For our orrery we need three arbors: one that is 1.5 inches in diameter (to hold the 52-tooth wheels), one that is 0.75 inches in diameter (to hold the 26- and 29-tooth wheels), and one that is 0.375 inches in diameter (to hold the 14 tooth wheels).

Each are made from aluminum stock I have on hand; the 0.375 inch arbor was turned on a lathe down from 1/2 inch diameter aluminum stock. And while my arbors may not have the same fit and finish as the Clickspring arbors, hey; I’m still learning how to do this stuff. My hope is that by the time I get to working with brass, I’ve learned enough from working with aluminum to get the fit and finish right.

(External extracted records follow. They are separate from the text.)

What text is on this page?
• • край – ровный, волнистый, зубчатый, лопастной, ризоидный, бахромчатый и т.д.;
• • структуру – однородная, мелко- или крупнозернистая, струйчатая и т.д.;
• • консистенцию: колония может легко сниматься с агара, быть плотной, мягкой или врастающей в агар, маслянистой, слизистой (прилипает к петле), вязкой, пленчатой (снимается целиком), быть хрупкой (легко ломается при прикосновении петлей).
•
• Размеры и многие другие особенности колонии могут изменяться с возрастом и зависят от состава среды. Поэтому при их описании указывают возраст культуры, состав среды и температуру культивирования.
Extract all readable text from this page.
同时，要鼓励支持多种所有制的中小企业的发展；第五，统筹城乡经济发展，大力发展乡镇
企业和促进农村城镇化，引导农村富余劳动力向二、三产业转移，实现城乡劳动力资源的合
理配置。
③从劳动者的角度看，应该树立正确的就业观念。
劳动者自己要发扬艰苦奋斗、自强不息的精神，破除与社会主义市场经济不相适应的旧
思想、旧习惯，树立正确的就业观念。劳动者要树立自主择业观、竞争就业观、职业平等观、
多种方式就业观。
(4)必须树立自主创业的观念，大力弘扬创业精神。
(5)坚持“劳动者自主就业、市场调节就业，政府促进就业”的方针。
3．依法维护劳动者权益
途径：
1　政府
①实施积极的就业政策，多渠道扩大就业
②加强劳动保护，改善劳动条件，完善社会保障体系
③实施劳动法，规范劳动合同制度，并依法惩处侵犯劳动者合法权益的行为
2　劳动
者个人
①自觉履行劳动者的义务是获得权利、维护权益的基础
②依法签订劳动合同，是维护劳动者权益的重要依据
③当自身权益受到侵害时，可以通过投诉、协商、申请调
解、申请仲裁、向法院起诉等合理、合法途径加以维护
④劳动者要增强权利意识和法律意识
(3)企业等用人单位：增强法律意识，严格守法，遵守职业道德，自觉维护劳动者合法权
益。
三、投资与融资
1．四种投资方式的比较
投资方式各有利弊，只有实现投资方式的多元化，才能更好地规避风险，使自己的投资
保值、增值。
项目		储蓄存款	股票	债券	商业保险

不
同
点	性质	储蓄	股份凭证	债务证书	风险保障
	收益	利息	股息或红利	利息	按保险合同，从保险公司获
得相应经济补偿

As a footnote, since I’m using 32DP gear cutters (which has the nice property that they should work well with stock gears from Sparkfun,) this means in the future if I get interested in doing some robots work, I’m well equipped to cut my own custom gears in case I need a custom tooth ratio.

But it does mean going through and resizing the gear parameters in Kythera for the Earth-Moon Orrery.

After doing a little research I decided to cut the gears from 1/16″ thick brass sheet and 1/8″ thick brass sheet. A little fiddling with the settings for the document, but setting the gear and layer thickness to 1/16″ and 1/8th”, respectively, and I’ve come up with a tentative update to the Earth-Moon orrery design, which you can download here.

Downloads: EMOrrery2_32p.zip

The test print of the Earth-Moon Orrery

So after a couple of days of printing, and a little sanding, some assembly, and not a tiny bit of cursing, I have a printed orrery gear assembly for our Earth-Moon Orrery.

Assembled

It’s a little stiff, but that’s to be expected since I haven’t perfected the gears through sanding. (That means carefully going through each tooth with a tiny little strip of sandpaper and polishing down all the little rough edges.) Of course the mechanism also needs to set for a few days; I’ve found 3D prints out of the FormLabs Form 2 printer generally take a couple of days to set before the parts seem totally cured. (Of course I could buy the system FormLabs sells to harden parts–but I haven’t.)

The ideal way to build this mechanism, of course, is out of brass–and the next thing for me to do is figure out how to cut brass gears and replicate this mechanism in aluminum and brass.

But as of now, our very simple little mechanism works.